Wednesday, August 02, 2000

Details emerge in Craven killing


Wife gave orders, detective testifies

By Jane Prendergast
The Cincinnati Enquirer

        More accusations against the wife of a slain Delta pilot came out in court Tuesday, this time in the words of her lover.

[photo] ADELE CRAVEN APPEARS IN COURT TUESDAY WITH HER LAWYER, DEANNA DENNISON.
(Patrick Reddy photo)
| ZOOM |
        Police had already disclosed that Adele Craven stood nearby while her husband, Steven, was clubbed four times in the head with a crowbar. But the chief detective on the case testified Tuesday that she also was the one who moved the scheduled killing up from evening to morning, lured her husband to the basement, then coldly presided over his murder.

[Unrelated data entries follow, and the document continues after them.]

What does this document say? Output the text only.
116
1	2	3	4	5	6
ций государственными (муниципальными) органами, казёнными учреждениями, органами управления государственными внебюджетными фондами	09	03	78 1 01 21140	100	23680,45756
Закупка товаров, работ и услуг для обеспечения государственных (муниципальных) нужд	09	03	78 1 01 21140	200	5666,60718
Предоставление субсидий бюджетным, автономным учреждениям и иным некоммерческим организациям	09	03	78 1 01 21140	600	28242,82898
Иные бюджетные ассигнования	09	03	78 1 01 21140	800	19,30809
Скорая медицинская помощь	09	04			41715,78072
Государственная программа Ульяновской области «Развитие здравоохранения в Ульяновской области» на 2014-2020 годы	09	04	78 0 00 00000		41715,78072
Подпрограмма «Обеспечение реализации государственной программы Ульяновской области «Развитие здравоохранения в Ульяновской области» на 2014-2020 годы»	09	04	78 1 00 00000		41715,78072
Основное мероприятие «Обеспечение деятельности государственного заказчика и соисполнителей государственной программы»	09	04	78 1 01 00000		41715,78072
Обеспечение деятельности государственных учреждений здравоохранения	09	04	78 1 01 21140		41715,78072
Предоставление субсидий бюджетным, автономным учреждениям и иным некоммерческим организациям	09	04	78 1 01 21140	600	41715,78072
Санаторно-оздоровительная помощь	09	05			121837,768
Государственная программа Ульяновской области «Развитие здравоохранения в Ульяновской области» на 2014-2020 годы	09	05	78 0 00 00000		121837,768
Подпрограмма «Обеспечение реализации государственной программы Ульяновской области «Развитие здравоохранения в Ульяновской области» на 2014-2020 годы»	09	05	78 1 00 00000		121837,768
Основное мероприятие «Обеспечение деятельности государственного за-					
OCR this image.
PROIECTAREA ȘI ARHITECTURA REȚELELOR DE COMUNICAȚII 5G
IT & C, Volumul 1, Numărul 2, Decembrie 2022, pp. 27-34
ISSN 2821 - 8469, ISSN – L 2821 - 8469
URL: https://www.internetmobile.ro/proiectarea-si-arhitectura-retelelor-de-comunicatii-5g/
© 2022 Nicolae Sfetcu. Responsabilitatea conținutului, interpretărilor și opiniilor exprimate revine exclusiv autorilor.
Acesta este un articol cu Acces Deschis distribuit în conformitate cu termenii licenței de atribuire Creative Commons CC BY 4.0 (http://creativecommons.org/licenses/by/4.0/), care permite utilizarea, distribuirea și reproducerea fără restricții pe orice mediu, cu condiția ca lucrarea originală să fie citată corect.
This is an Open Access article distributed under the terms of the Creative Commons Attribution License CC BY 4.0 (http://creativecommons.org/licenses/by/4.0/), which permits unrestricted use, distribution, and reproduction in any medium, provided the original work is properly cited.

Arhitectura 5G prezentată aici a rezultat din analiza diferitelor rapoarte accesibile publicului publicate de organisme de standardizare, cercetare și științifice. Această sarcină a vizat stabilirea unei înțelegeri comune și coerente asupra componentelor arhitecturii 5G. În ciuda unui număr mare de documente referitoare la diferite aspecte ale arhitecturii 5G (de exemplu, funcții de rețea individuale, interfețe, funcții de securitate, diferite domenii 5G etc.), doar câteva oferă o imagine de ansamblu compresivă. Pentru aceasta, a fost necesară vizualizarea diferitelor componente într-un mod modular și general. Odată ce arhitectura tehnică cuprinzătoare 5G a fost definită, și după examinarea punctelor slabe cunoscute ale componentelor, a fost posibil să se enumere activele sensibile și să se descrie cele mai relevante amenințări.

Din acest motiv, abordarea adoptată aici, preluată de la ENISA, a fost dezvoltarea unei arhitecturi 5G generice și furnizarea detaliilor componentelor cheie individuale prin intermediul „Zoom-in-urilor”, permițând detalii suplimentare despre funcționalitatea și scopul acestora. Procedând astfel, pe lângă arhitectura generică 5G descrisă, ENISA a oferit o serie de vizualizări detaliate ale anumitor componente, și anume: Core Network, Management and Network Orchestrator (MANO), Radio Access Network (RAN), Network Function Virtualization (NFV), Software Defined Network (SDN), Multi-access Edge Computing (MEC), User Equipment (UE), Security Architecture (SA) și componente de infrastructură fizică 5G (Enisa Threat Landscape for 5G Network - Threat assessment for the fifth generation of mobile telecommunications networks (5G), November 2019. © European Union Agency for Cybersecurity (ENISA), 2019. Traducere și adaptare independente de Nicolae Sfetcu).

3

        When Mrs. Craven decided the whacks didn't kill her husband, she then produced a gun, he said, and told the “hit man” her boyfriend had recruited to shoot her husband. When the first bullet didn't kill Mr. Craven immediately, police said she put two more bullets in the revolver, said, “He's still alive,” and ordered him shot again.

        At the time of the killing July 12, the Cravens were in counseling to work on their troubled marriage, the detective said. But he also revealed Tuesday that Mrs. Craven paid for the Disney cruise her lover, Rusty McIntire, took with his family days after the killing.

        Many of Detective Wallace's conclusions came from statements made by Mr. McIntire, 32, a Delta baggage handler from Erlanger. The two met when Mr. McIntire began doing remodeling work in the Cravens' house. They had been sexually involved for several weeks, she told detectives, when they were caught June 1 having sex in the back of his pickup truck in the parking lot of St. Pius X Church in Erlanger.

        “Mr. McIntire said he and Adele were soul mates and wanted to be together upon (Mr. Craven's) death,” Detective Wallace said.

        The two planned to wait an appropriate amount of grief time, he said, and then Mr. McIntire could benefit from being with Mrs. Craven and the $500,000 in insurance money she thought would be coming to her.

        At the same time, though, Mr. Craven and Mr. McIntire had become friends. The two went boating together, in fact, four days before the killing.

        Mr. Craven, 38, died on the basement floor of his Carimel Ridge house in Edgewood after the two additional bullets were fired — at very close range — by Ronald Pryor, a former co-worker of Mr. McIntire's, the detective said.

        All three accused in the killing stand charged with murder. Commonwealth Attorney Don Buring said he has not yet decided whether to seek the death penalty against any of them. But he said he thinks the law may allow him to seek it against all of them, even though only one pulled the trigger. Killing for money constitutes an aggravating circumstance, something legally necessary for the death penalty to be sought.

        Mr. McIntire admitted to police that he bought the crowbar specifically to kill Mr. Craven with it, Detective Wallace testified. The gun was on hand just in case the crowbar wasn't effective, he said.

        Mrs. Craven sat with her head down through the entire hourlong hearing. She shuffled into court wearing a jail uniform and restraints around her hands and feet. Her attorney, Deanna Dennison, brought up several issues that might be clues to Mrs. Craven's defense, including that she might have changed her mind about the killing and was trying to work things out with her husband.

        Ms. Dennison also questioned Detective Wallace about whether Mr. Pryor might have been too afraid of Mr. McIntire to refuse to participate.